A pilot investigation of the influence of different force levels on a treatment technique's hypoalgesic effect.


Randomised single blind repeated measures.


Optimisation of such biomechanical treatment variables as the point of force application, direction of force application and the level of applied manual force is classically regarded as the basis of best practice manipulative therapy. Manipulative therapy is frequently used to alleviate pain, a treatment effect that is often studied directly in the neurophysiological paradigm and seldom in biomechanical research. The relationship between the level of force applied by a technique (e.g. biomechanics) and its hypoalgesic effect was the focus of this study.


The experiment involved the application of a lateral glide mobilisation with movement treatment technique to the symptomatic elbow of six subjects with lateral epicondylalgia. Four different levels of force, which were measured with a flexible pressure-sensing mat, were randomly applied while the subject performed a pain free grip strength test.
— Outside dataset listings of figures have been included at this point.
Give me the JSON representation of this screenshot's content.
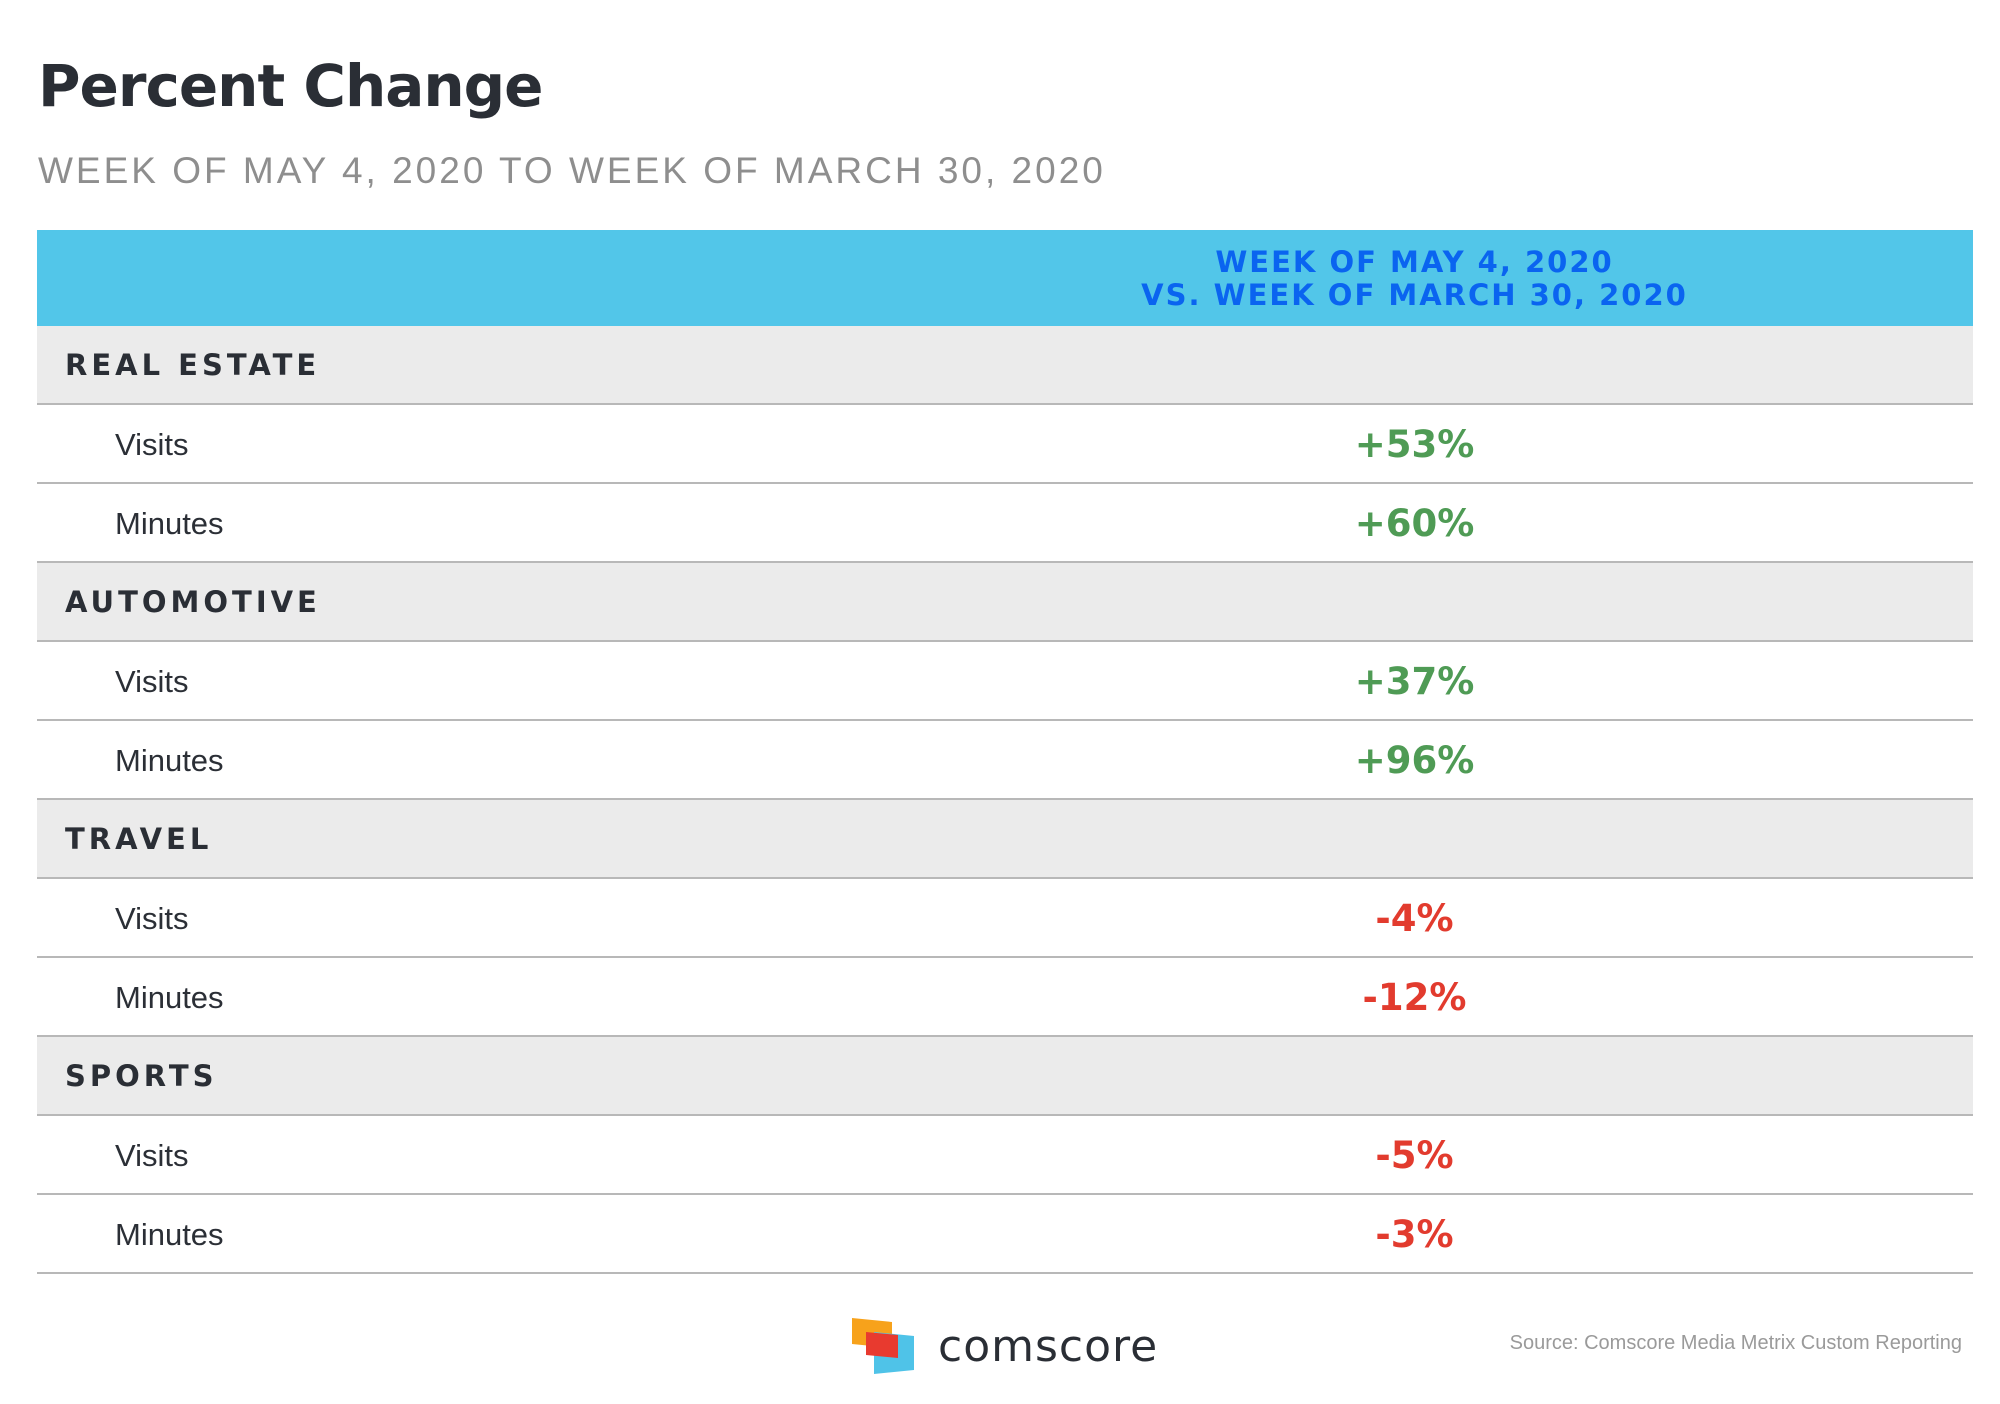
{
  "header": {
    "title": "Percent Change",
    "subtitle": "WEEK OF MAY 4, 2020 TO WEEK OF MARCH 30, 2020"
  },
  "chart_data": {
    "type": "table",
    "column_header": [
      "WEEK OF MAY 4, 2020",
      "VS. WEEK OF MARCH 30, 2020"
    ],
    "categories": [
      {
        "name": "REAL ESTATE",
        "rows": [
          {
            "label": "Visits",
            "value": "+53%"
          },
          {
            "label": "Minutes",
            "value": "+60%"
          }
        ]
      },
      {
        "name": "AUTOMOTIVE",
        "rows": [
          {
            "label": "Visits",
            "value": "+37%"
          },
          {
            "label": "Minutes",
            "value": "+96%"
          }
        ]
      },
      {
        "name": "TRAVEL",
        "rows": [
          {
            "label": "Visits",
            "value": "-4%"
          },
          {
            "label": "Minutes",
            "value": "-12%"
          }
        ]
      },
      {
        "name": "SPORTS",
        "rows": [
          {
            "label": "Visits",
            "value": "-5%"
          },
          {
            "label": "Minutes",
            "value": "-3%"
          }
        ]
      }
    ]
  },
  "colors": {
    "header_bg": "#52c6e9",
    "header_text": "#0a64f0",
    "positive": "#4f9b55",
    "negative": "#e23b2e",
    "category_bg": "#ebebeb"
  },
  "footer": {
    "logo_text": "comscore",
    "source": "Source: Comscore Media Metrix Custom Reporting"
  }
}
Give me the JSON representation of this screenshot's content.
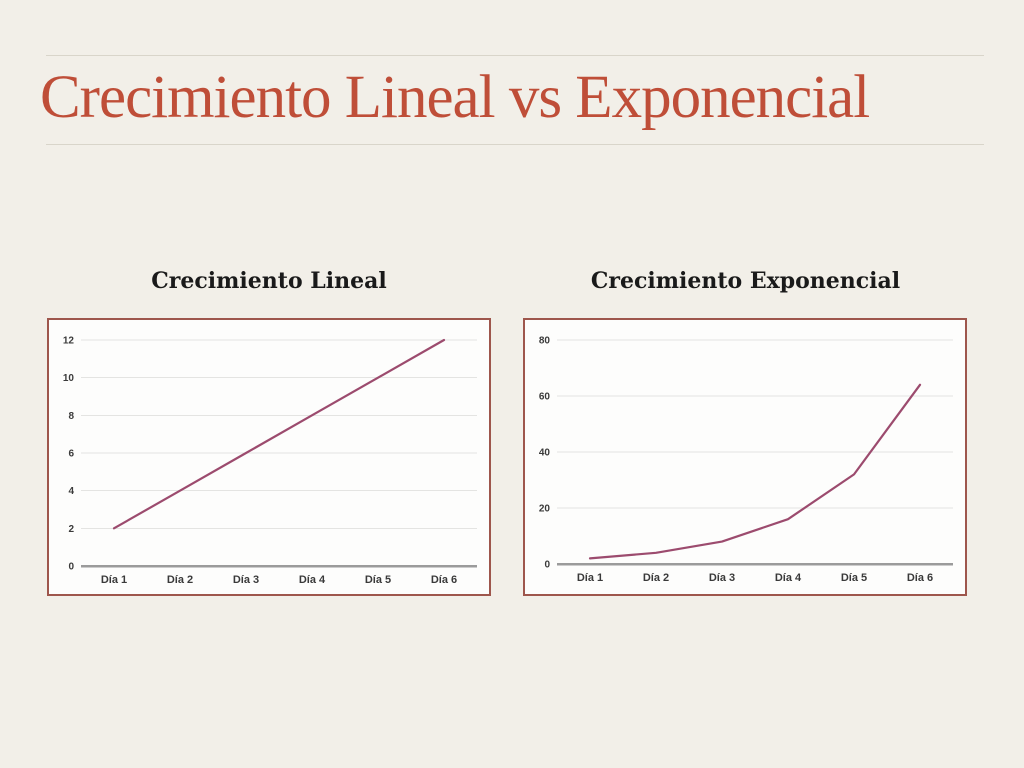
{
  "slide": {
    "title": "Crecimiento Lineal vs Exponencial",
    "colors": {
      "background": "#f2efe8",
      "title": "#bf4e38",
      "rule": "#d9d5ca",
      "frame_border": "#9e564c",
      "chart_background": "#fdfdfc",
      "grid": "#e4e4e2",
      "axis": "#9b9b9b",
      "tick_text": "#3a3a3a",
      "line": "#9c4b6e",
      "chart_title_text": "#1a1a1a"
    }
  },
  "chart_data": [
    {
      "type": "line",
      "title": "Crecimiento Lineal",
      "categories": [
        "Día 1",
        "Día 2",
        "Día 3",
        "Día 4",
        "Día 5",
        "Día 6"
      ],
      "values": [
        2,
        4,
        6,
        8,
        10,
        12
      ],
      "yticks": [
        0,
        2,
        4,
        6,
        8,
        10,
        12
      ],
      "ylim": [
        0,
        12
      ],
      "xlabel": "",
      "ylabel": "",
      "grid": true,
      "legend": "none"
    },
    {
      "type": "line",
      "title": "Crecimiento Exponencial",
      "categories": [
        "Día 1",
        "Día 2",
        "Día 3",
        "Día 4",
        "Día 5",
        "Día 6"
      ],
      "values": [
        2,
        4,
        8,
        16,
        32,
        64
      ],
      "yticks": [
        0,
        20,
        40,
        60,
        80
      ],
      "ylim": [
        0,
        80
      ],
      "xlabel": "",
      "ylabel": "",
      "grid": true,
      "legend": "none"
    }
  ]
}
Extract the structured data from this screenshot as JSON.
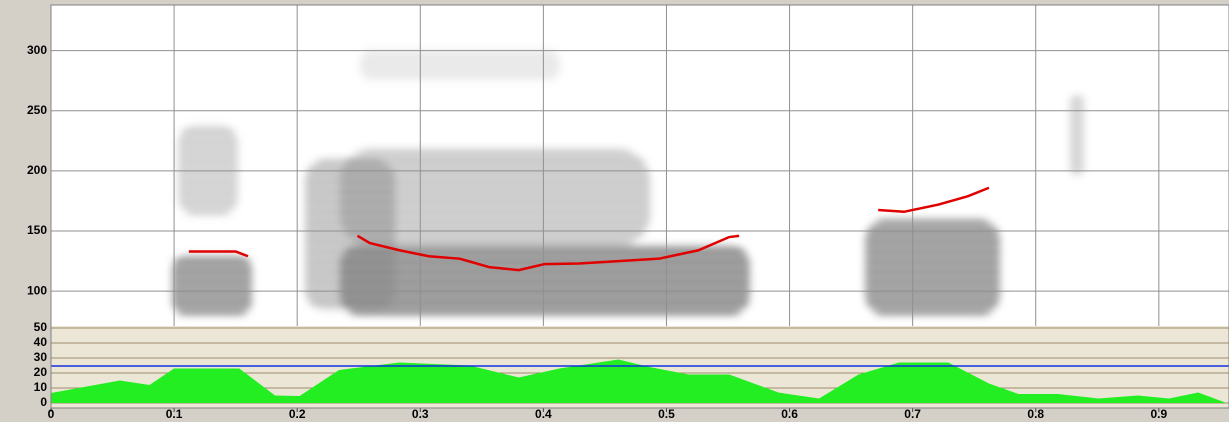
{
  "chart_data": [
    {
      "type": "line",
      "color": "#e00000",
      "xlim": [
        0,
        0.957
      ],
      "ylim": [
        71,
        338
      ],
      "yticks": [
        100,
        150,
        200,
        250,
        300
      ],
      "grid": true,
      "series": [
        {
          "x": [
            0.112,
            0.13,
            0.15,
            0.16
          ],
          "values": [
            133,
            133,
            133,
            129
          ]
        },
        {
          "x": [
            0.249,
            0.259,
            0.283,
            0.307,
            0.332,
            0.356,
            0.38,
            0.401,
            0.429,
            0.461,
            0.494,
            0.526,
            0.551,
            0.559
          ],
          "values": [
            146,
            140,
            134,
            129,
            127,
            120,
            117.5,
            122.5,
            123,
            125,
            127,
            134,
            145,
            146
          ]
        },
        {
          "x": [
            0.672,
            0.693,
            0.721,
            0.745,
            0.762
          ],
          "values": [
            167.5,
            166,
            172,
            179,
            186
          ]
        }
      ]
    },
    {
      "type": "area",
      "color": "#22ee22",
      "xlim": [
        0,
        0.957
      ],
      "ylim": [
        -3.3,
        51.3
      ],
      "xticks": [
        0,
        0.1,
        0.2,
        0.3,
        0.4,
        0.5,
        0.6,
        0.7,
        0.8,
        0.9
      ],
      "yticks": [
        0,
        10,
        20,
        30,
        40,
        50
      ],
      "grid": true,
      "x": [
        0,
        0.056,
        0.08,
        0.1,
        0.153,
        0.182,
        0.202,
        0.234,
        0.283,
        0.34,
        0.38,
        0.413,
        0.461,
        0.486,
        0.518,
        0.551,
        0.591,
        0.624,
        0.656,
        0.689,
        0.729,
        0.762,
        0.786,
        0.818,
        0.851,
        0.883,
        0.908,
        0.932,
        0.955
      ],
      "values": [
        6.7,
        15,
        12,
        23,
        23,
        5,
        4.7,
        22,
        27,
        25,
        17,
        23,
        29,
        24,
        19,
        19,
        7,
        3,
        19,
        27,
        27,
        13,
        6,
        6,
        3,
        5,
        3,
        7,
        0
      ]
    }
  ]
}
Standardised manual force data varied from 0.76 to 4.54 N/cm, lower-upper limits 95 CI, respectively. Pain free grip strength expressed as a percentage change from pre-treatment values was significantly greater with manual forces beyond 1.9 N/cm (P=0.014).


This study, albeit a pilot, provides preliminary evidence that in terms of the hypoalgesic effect of a mobilisation with movement treatment technique, there may be an optimal level of applied manual force.


This study indicates that the level of applied manual force appear to be critical for pain relief.